Tougher Capital Requirements Likely to Raise Costs of Securitization and Affect Bank Strategy

by: Research Recap

Standard & Poor’s Ratings Services says the new, stricter regulatory capital requirements for banks announced in September by the Bank for International Settlements’ are likely to increase the cost of securitization.

The BIS announcement marked the adoption of several revisions to the regulatory capital framework–collectively known as Basel III–that the Basel
Committee on Banking Supervision (BCBS) had previously proposed to address some of the main issues that arose during the credit crisis.

Basel III includes some specific changes to banks’ treatment of securitization exposures when calculating their capital requirements, including:

  • The application of a 1250% risk weight to some lower-rated and unrated securitization exposures;
  • The introduction of more conservative collateral haircuts (discounts) for securitization collateral with respect to counterparty exposure; and
  • The introduction of specific risk haircuts for securitization exposures when calculating the capital requirement related to market risk.

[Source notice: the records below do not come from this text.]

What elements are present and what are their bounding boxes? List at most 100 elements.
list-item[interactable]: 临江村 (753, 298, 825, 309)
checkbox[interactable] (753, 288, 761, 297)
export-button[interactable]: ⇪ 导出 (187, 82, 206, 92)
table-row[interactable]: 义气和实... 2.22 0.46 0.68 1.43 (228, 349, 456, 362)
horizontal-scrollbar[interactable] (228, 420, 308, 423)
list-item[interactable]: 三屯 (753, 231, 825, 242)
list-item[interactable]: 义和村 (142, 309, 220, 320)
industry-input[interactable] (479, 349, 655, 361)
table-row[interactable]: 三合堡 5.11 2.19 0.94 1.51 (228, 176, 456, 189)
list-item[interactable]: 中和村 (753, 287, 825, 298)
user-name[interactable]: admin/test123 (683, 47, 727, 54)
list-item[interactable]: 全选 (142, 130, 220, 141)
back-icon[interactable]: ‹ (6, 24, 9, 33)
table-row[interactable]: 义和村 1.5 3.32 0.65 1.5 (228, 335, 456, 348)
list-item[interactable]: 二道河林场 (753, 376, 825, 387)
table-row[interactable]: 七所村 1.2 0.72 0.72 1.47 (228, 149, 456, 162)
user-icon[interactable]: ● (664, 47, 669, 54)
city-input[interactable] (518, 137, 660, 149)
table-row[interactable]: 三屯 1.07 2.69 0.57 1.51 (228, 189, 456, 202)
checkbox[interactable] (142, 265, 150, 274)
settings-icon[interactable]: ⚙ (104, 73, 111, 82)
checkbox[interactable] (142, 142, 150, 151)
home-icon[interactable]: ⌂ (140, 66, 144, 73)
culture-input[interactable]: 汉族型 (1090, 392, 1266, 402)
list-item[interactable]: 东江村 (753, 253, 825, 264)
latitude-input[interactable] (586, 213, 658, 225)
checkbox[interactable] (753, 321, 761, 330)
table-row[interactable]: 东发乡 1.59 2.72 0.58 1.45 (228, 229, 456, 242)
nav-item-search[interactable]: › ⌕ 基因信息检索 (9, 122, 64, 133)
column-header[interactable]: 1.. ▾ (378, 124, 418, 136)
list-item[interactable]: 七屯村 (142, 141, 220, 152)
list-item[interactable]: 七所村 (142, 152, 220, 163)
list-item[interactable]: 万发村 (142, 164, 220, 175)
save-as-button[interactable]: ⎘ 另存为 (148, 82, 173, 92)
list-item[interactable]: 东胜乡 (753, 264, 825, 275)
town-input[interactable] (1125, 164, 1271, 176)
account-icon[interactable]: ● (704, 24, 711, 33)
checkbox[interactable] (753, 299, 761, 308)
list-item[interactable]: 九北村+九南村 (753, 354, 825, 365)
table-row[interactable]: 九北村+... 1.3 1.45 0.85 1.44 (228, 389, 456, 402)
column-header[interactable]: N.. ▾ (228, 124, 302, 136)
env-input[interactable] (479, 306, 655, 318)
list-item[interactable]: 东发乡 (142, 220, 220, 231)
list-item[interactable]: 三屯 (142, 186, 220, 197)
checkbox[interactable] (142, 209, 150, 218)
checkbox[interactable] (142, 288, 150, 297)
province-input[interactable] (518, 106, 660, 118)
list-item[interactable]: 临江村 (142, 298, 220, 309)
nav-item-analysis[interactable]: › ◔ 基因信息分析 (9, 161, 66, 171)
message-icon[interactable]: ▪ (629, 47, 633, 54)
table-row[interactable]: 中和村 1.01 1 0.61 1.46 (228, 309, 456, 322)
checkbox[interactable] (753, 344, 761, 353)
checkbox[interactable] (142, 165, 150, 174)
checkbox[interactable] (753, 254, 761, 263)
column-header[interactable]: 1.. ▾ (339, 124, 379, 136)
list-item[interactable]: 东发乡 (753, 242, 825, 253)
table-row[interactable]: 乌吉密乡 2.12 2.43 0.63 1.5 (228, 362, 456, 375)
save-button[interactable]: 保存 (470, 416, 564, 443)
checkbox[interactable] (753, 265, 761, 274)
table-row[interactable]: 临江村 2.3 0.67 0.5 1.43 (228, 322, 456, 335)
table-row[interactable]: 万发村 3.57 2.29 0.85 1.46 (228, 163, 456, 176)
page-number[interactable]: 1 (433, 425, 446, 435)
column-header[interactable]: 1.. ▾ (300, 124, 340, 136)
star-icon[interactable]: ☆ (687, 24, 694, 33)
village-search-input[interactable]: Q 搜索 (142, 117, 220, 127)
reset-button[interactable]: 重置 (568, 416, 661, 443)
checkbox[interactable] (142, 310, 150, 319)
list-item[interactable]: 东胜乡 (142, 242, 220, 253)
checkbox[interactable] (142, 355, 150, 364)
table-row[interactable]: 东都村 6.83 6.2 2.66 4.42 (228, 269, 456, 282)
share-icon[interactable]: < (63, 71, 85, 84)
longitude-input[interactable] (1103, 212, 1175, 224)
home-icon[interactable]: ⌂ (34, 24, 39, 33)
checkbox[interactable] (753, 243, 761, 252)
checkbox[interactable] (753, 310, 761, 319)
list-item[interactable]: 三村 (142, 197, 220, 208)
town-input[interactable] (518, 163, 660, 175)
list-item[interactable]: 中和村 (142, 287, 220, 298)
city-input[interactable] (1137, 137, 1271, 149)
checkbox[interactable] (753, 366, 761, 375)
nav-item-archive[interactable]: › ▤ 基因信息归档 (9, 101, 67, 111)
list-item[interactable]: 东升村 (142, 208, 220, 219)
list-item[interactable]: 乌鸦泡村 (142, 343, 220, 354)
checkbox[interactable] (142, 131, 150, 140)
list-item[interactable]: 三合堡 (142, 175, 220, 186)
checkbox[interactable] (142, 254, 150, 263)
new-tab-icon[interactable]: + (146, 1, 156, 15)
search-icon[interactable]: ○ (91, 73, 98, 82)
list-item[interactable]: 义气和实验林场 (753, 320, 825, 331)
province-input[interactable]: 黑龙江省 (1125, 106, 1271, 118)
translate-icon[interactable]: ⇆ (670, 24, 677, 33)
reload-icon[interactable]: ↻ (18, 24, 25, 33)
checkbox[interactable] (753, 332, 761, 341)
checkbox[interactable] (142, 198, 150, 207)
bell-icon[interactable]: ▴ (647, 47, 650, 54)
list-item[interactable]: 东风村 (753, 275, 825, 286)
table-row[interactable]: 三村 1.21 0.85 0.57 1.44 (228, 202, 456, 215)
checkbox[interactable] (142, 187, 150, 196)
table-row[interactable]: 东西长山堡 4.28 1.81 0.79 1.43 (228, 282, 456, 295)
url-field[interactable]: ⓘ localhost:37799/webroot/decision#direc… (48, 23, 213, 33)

“We believe the adoption of the Basel III capital requirement platform is likely to raise the cost of securitization and could influence the strategies of banks that originate or invest in structured finance transactions,” said Standard & Poor’s credit analyst Jaiho Cho. “With the more-conservative capital reserve requirements for certain securitization exposures, banks may look for ways to reduce their existing exposures and will likely also try to reduce the potential capital charges arising from new transactions.”